The “gift” (“or maybe it’s a curse,” Harris laughs) has been passed down on her mother’s side of the family, she says. “Every female is intuitive,” Harris says, but “we don’t use it. It’s like a muscle.” Her own premonitions started in grade school, when she dreamt about her grandmother’s beloved dog dying. She also was able to predict what was in wrapped presents and took a picture with an unexplained figure in it at summer camp on Burt Lake. She then began reading everything she could find.

Between graduation from Dexter High School and her freshman year at Central Michigan University, she helped a boyfriend’s family with an entity. It gave her the confidence to learn more about house blessings. She has since come up with her own materials and prayers, which are directed to a nondenominational spirit.

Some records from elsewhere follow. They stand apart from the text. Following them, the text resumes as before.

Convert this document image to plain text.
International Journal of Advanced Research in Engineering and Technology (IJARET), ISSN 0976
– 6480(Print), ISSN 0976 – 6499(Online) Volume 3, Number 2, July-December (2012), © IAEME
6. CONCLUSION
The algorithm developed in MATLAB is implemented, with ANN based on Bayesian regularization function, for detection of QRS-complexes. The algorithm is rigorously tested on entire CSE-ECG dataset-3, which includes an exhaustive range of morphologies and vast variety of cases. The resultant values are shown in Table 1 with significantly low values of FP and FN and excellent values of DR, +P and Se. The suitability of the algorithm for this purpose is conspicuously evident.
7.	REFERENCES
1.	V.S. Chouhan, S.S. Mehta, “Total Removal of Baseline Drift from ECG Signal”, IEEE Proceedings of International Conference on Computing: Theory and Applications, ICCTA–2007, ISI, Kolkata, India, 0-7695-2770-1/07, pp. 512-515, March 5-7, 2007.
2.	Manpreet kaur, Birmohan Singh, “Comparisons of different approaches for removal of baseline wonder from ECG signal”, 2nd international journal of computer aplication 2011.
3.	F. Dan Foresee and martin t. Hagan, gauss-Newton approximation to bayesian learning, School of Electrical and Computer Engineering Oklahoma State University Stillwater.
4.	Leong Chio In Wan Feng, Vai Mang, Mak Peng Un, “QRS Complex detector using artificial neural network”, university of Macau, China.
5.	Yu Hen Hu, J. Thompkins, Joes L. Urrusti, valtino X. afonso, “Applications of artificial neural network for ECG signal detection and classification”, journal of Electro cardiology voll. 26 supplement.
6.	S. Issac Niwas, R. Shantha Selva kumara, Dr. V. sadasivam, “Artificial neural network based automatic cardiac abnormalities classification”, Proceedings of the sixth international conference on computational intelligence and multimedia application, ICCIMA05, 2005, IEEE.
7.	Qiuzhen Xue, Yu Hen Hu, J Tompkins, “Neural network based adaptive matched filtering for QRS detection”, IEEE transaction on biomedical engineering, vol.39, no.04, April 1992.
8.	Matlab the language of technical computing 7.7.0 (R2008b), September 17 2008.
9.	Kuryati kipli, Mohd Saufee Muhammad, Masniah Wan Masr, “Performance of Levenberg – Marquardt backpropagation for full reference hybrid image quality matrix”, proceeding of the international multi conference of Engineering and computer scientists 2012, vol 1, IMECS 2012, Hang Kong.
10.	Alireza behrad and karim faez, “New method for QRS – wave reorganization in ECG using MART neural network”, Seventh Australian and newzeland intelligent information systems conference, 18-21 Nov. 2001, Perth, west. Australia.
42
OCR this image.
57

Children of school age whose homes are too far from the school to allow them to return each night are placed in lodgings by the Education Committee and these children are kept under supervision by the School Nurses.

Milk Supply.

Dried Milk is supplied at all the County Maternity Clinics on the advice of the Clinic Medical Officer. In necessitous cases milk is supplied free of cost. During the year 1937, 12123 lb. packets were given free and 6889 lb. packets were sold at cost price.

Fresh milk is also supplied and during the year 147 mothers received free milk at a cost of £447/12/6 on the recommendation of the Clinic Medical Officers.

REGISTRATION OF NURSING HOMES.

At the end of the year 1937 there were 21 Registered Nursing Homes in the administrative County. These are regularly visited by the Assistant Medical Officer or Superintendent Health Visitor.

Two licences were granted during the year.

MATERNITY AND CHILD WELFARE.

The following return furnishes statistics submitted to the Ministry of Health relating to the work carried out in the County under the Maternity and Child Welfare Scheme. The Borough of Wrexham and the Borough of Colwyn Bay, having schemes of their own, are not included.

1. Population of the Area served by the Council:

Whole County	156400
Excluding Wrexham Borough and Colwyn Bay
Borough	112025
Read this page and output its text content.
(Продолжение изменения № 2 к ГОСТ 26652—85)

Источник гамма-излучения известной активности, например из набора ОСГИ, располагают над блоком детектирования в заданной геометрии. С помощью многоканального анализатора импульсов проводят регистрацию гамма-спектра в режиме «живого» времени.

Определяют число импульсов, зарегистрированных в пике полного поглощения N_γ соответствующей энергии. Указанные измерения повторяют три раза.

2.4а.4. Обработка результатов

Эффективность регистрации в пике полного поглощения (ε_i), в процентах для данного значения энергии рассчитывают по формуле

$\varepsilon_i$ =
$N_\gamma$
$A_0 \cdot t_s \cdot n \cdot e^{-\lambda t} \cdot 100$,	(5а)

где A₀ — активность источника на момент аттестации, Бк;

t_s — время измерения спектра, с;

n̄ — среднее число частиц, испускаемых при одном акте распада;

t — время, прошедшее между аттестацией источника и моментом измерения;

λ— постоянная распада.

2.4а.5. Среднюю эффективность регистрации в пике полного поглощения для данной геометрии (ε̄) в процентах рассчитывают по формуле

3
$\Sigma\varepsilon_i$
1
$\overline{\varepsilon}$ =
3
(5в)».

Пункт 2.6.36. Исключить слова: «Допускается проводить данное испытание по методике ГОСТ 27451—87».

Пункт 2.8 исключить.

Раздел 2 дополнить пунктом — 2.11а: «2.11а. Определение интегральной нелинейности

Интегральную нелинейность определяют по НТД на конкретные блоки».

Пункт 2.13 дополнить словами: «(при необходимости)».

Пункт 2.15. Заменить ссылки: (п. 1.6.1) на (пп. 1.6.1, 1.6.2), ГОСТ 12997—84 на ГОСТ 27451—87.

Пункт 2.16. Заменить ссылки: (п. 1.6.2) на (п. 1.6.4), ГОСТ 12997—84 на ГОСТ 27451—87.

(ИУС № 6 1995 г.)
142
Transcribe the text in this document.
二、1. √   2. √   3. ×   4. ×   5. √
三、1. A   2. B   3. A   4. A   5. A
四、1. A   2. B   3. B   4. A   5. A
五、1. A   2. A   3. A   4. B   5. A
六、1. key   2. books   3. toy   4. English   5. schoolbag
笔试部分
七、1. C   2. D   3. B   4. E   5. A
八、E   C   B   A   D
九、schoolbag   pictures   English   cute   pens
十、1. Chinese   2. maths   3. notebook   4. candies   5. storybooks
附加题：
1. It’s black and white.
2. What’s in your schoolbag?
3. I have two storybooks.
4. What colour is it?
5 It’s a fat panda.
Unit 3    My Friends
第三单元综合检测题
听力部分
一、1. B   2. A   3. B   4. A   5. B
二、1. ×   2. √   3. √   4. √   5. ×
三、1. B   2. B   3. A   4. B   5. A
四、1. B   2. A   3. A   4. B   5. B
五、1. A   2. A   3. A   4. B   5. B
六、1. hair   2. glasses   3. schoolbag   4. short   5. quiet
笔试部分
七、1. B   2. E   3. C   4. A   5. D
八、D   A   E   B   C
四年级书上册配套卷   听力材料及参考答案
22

She doesn’t belong to an organized religion but says she works for God.

“She’s a very spiritual soul,” says her mother, Michelle Harris, 60. “She believes in God. God is much bigger than any one religion.”

Michelle Harris also has a “gift” and remembers knowing ahead of time what day her grandfather would die (“It was horrible”) and who was calling on the phone. When she was quite young, her grandmother asked her if she heard things other kids didn’t, then told her how to deal with it, Michelle Harris says.

“She told me to ask the spirits to leave — and they do!” says Michelle Harris. “She told me to call on God.”

Skeptics abound, of course, equally from religion and science, Samantha Harris says. She welcomes them.

“Skepticism is often given token lip service,” writes Sharon Hill for the Center for Inquiry, a national group of skeptics. “Several ARIGs (amateur research and investigation groups) say they welcome skeptics. However, what open-minded skepticism really means to them is that one is open to the paranormal conclusion as the correct conclusion.”

Hill goes on to say that, because “only certain gifted individuals can ‘sense’ the spirit present or communicate with the entity, the nongifted cannot confirm or deny such an observation.” Despite science having considered and rejected the existence of ghosts, the public still embraces the idea, Hill writes.

Michelle Harris says her daughter gets hate mail telling her she is working for the devil, among other things, and that having these powers has been hard on their personal lives as well. Samantha had a four-year relationship that broke up and Michelle is going through a divorce with her husband of 40- plus years.

“It does exact a toll,” Michelle Harris says.